Pour le moment, les grandes maisons de disques sont partantes, il y a aussi d'importantes labels indépendants. Apple va maintenant tâcher de convaincre les autres indépendants avant le lancement du 30 juin.

Eddy Cue comme Jimmy Iovine se montrent plus évasifs et même secrets sur la manière dont Apple va rémunérer les ayants-droits, ceux qui s'inquiètent des faibles revenus dégagés par les services de streaming. On aura toutefois noté, pendant la démonstration, que Taylor Swift était présente dans le catalogue d'Apple Music alors qu'elle a quitté Spotify avec fracas l'année dernière (lire Spotify et Taylor Swift : le streaming musical fait toujours débat).

Apple Music n'est pas le catalogue d'iTunes

C'est un point qui n'est pas assez mis en avant, le catalogue disponible pour les abonnés d'Apple Music — 30 millions de morceaux, comme chez Spotify — n'est pas le même que celui de l'iTunes Store, souligne The Verge. Il en récupère une part conséquente mais il y a des trous, des absents qui n'ont pas accepté que tel ou tel contenu soit accessible en streaming. L'exemple le plus significatif étant la discographie des Beatles qui n'y figure pas pour le moment. Au fil du temps, certains acteurs rentreront probablement dans le rang, tout dépendra des négociations.

Précision importante, Apple Music fonctionne à la manière d'iTunes Match, en agrégeant son catalogue avec le vôtre. Si vous aviez déjà en votre possession une belle collection de titres des Beatles achetés ou récupérés depuis des CD, vous pourrez les écouter sans problème dans l'app Musique.

Cue et Iovine ont refusé de s'étendre sur les compensations financières et sur les royalties qu'Apple reverse aux ayants-droits. Eddy Cue a écarté toute idée de donner des chiffres comme l'ont fait parfois ses concurrents face à des critiques sur leurs taux de rémunération :

Nous avons toujours été très clairs — la grande majorité des revenus que nous recueillons va aux labels. Le modèle économique a toujours été le même. Nous avons reversé beaucoup, beaucoup de millions de dollars. Ce que nous avons fait et que nous continuons de faire, c'est espérer que nous amènerons les gens à payer pour ces services dont nous pensons qu'ils sont de grande qualité et nous collecterons l'argent qui servira à payer les maisons de disques.
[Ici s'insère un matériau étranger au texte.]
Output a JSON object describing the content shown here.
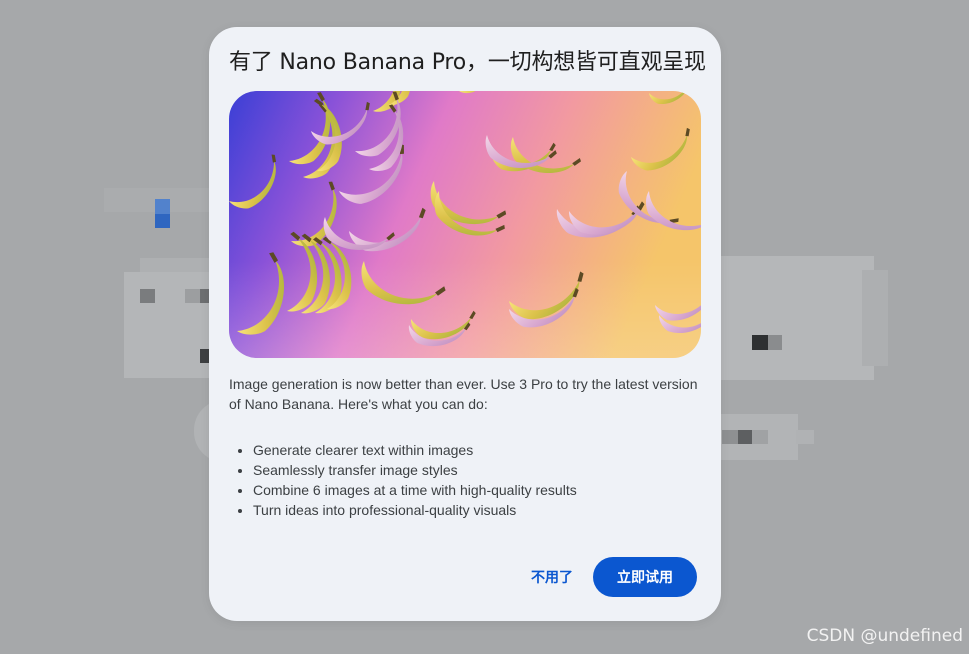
{
  "dialog": {
    "title": "有了 Nano Banana Pro，一切构想皆可直观呈现",
    "hero_image": {
      "subject": "floating bananas"
    },
    "description": "Image generation is now better than ever. Use 3 Pro to try the latest version of Nano Banana. Here's what you can do:",
    "features": [
      "Generate clearer text within images",
      "Seamlessly transfer image styles",
      "Combine 6 images at a time with high-quality results",
      "Turn ideas into professional-quality visuals"
    ],
    "buttons": {
      "dismiss_label": "不用了",
      "try_label": "立即试用"
    }
  },
  "watermark": "CSDN @undefined",
  "colors": {
    "accent": "#0b57d0",
    "dialog_background": "#eff2f7",
    "scrim": "#a6a8aa"
  }
}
Enfin, quelques-uns des concurrents d'Apple ont salué l'arrivée de ce nouveau service en maniant l'ironie. Daniel Ek, le fondateur de Spotify, s'est fendu d'un tweet (qu'il a par la suite effacé) et dans lequel il résumait sa pensée : « Oh. Ok ». Sous entendu, tout ça pour ça.

Rdio s'est inspiré du message de bienvenue qu'avait adressé Apple à IBM dans les années 80 lorsque ce dernier lança ses premiers PC. Rdio a publié un tweet en forme de clin d'oeil en espérant une concurrence « responsable » pour contribuer à rendre la musique accessible légalement à tous, partout et tout le temps.